Konzert : Liedermacher Simon Eickhoff und Jan Traphan spielen im Talbahnhof

Premiere im Talbahnhof haben jetzt die Liedermacher Simon Eickhoff und Jan Traphan gefeiert. Obwohl sie sonst große Säle füllen, war der Andrang hier eher bescheiden. Das tat der Performance allerdings keinen Abbruch.

Mit dem „Halleluja“ – dem Titel des neuen Programms – aus dem Messias von Händel, das vom Band eingespielt wurde, betraten die Künstler die Bühne und nahmen Platz. Sprachgewandt, witzig und auch bissig führte Jan durch den Abend und sang die erste Stimme, während sein Kollege Simon sich auf die musikalischen Arrangements konzentrierte und die zweite Stimme erklingen ließ. Die Beiden, die sich 2001 zu Beginn ihres Musik-Lehramtsstudiums in Oldenburg kennenlernten, sind seit 2006 als Duo „Simon & Jan“ unterwegs und haben viele Preise abgeräumt. Die deutsche Version von „Simon & Garfunkel“, dem US-amerikanische Folk-Rock-Duo aus den 1960-er Jahren, stand dem Original in nichts nach.

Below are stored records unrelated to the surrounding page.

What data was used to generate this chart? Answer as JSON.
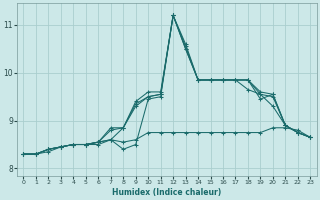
{
  "title": "",
  "xlabel": "Humidex (Indice chaleur)",
  "bg_color": "#cce8e8",
  "grid_color": "#aacece",
  "line_color": "#1a6b6b",
  "xlim": [
    -0.5,
    23.5
  ],
  "ylim": [
    7.85,
    11.45
  ],
  "yticks": [
    8,
    9,
    10,
    11
  ],
  "xticks": [
    0,
    1,
    2,
    3,
    4,
    5,
    6,
    7,
    8,
    9,
    10,
    11,
    12,
    13,
    14,
    15,
    16,
    17,
    18,
    19,
    20,
    21,
    22,
    23
  ],
  "series": [
    {
      "x": [
        0,
        1,
        2,
        3,
        4,
        5,
        6,
        7,
        8,
        9,
        10,
        11,
        12,
        13,
        14,
        15,
        16,
        17,
        18,
        19,
        20,
        21,
        22,
        23
      ],
      "y": [
        8.3,
        8.3,
        8.4,
        8.45,
        8.5,
        8.5,
        8.55,
        8.6,
        8.85,
        9.35,
        9.5,
        9.55,
        11.2,
        10.55,
        9.85,
        9.85,
        9.85,
        9.85,
        9.85,
        9.55,
        9.5,
        8.9,
        8.75,
        8.65
      ]
    },
    {
      "x": [
        0,
        1,
        2,
        3,
        4,
        5,
        6,
        7,
        8,
        9,
        10,
        11,
        12,
        13,
        14,
        15,
        16,
        17,
        18,
        19,
        20,
        21,
        22,
        23
      ],
      "y": [
        8.3,
        8.3,
        8.4,
        8.45,
        8.5,
        8.5,
        8.55,
        8.8,
        8.85,
        9.4,
        9.6,
        9.6,
        11.2,
        10.6,
        9.85,
        9.85,
        9.85,
        9.85,
        9.85,
        9.6,
        9.55,
        8.9,
        8.75,
        8.65
      ]
    },
    {
      "x": [
        0,
        1,
        2,
        3,
        4,
        5,
        6,
        7,
        8,
        9,
        10,
        11,
        12,
        13,
        14,
        15,
        16,
        17,
        18,
        19,
        20,
        21,
        22,
        23
      ],
      "y": [
        8.3,
        8.3,
        8.4,
        8.45,
        8.5,
        8.5,
        8.55,
        8.85,
        8.85,
        9.3,
        9.5,
        9.55,
        11.2,
        10.5,
        9.85,
        9.85,
        9.85,
        9.85,
        9.65,
        9.55,
        9.3,
        8.9,
        8.75,
        8.65
      ]
    },
    {
      "x": [
        0,
        1,
        2,
        3,
        4,
        5,
        6,
        7,
        8,
        9,
        10,
        11,
        12,
        13,
        14,
        15,
        16,
        17,
        18,
        19,
        20,
        21,
        22,
        23
      ],
      "y": [
        8.3,
        8.3,
        8.4,
        8.45,
        8.5,
        8.5,
        8.55,
        8.6,
        8.4,
        8.5,
        9.45,
        9.5,
        11.2,
        10.5,
        9.85,
        9.85,
        9.85,
        9.85,
        9.85,
        9.45,
        9.55,
        8.9,
        8.75,
        8.65
      ]
    },
    {
      "x": [
        0,
        1,
        2,
        3,
        4,
        5,
        6,
        7,
        8,
        9,
        10,
        11,
        12,
        13,
        14,
        15,
        16,
        17,
        18,
        19,
        20,
        21,
        22,
        23
      ],
      "y": [
        8.3,
        8.3,
        8.35,
        8.45,
        8.5,
        8.5,
        8.5,
        8.6,
        8.55,
        8.6,
        8.75,
        8.75,
        8.75,
        8.75,
        8.75,
        8.75,
        8.75,
        8.75,
        8.75,
        8.75,
        8.85,
        8.85,
        8.8,
        8.65
      ]
    }
  ]
}
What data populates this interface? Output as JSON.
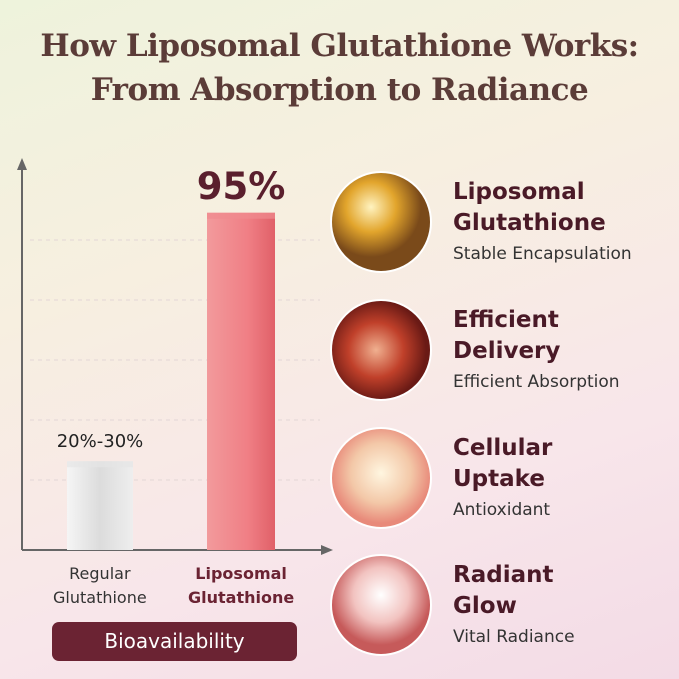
{
  "header": {
    "title_lines": [
      "How Liposomal Glutathione Works:",
      "From Absorption to Radiance"
    ]
  },
  "chart_data": {
    "type": "bar",
    "categories": [
      "Regular Glutathione",
      "Liposomal Glutathione"
    ],
    "values": [
      25,
      95
    ],
    "value_labels": [
      "20%-30%",
      "95%"
    ],
    "colors": [
      "#e6e6e6",
      "#ef8a8e"
    ],
    "ylim": [
      0,
      100
    ],
    "x_label": "Bioavailability"
  },
  "steps": [
    {
      "title": "Liposomal Glutathione",
      "subtitle": "Stable Encapsulation"
    },
    {
      "title": "Efficient Delivery",
      "subtitle": "Efficient Absorption"
    },
    {
      "title": "Cellular Uptake",
      "subtitle": "Antioxidant"
    },
    {
      "title": "Radiant Glow",
      "subtitle": "Vital Radiance"
    }
  ]
}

Die Menschen im Talbahnhof fanden sich von den Mittdreißigern aus Oldenburg hin und her gerissen zwischen ihrer hohen musikalischen Qualität und den Statements, mit denen sie den gegenwärtigen Zustand in der Welt erklärten. In „Alles nur gelogen“ oder „Das kann weg“ blitzte ihr Faible für das Dramatische immer wieder durch. Der ein oder andere fühlte sich angesprochen und manchmal auch entlarvt.

Gesellschaftskritische Songs

Kaum ein Thema wurde ausgelassen. Da ging es um Rassismus, Politik, Lifting und Massenkompatibilität oder was die Hormone zwischen Pubertät und Midlifecrisis machen. Die Anfrage vom deutschen Fleischerverband beantworteten sie mit einer Schunkelnummer über luftdichte Verpackungen.

Neben den Eigenproduktionen wurden Bearbeitungen von der Band Deichkind übernommen, bei dem das Publikum als Mitmachchor agierte. Sich nicht so wichtig zu nehmen wurde im Song „Ach Mensch“ thematisiert. Nach Leonard Cohens Abschluss-Halleluja gab es noch drei Zugaben. „Darf ich vorstellen? Ich heiß’ Wolfgang“ mit dem wunderbaren Rondo alla Turca von Simon leitete über zu „Krawall und Remmidemmi“ und letztendlich zum Trinklied „Sauf mit mir“. Der Abend verging im Nu, denn die Beiden nahmen einen ganz schön mit.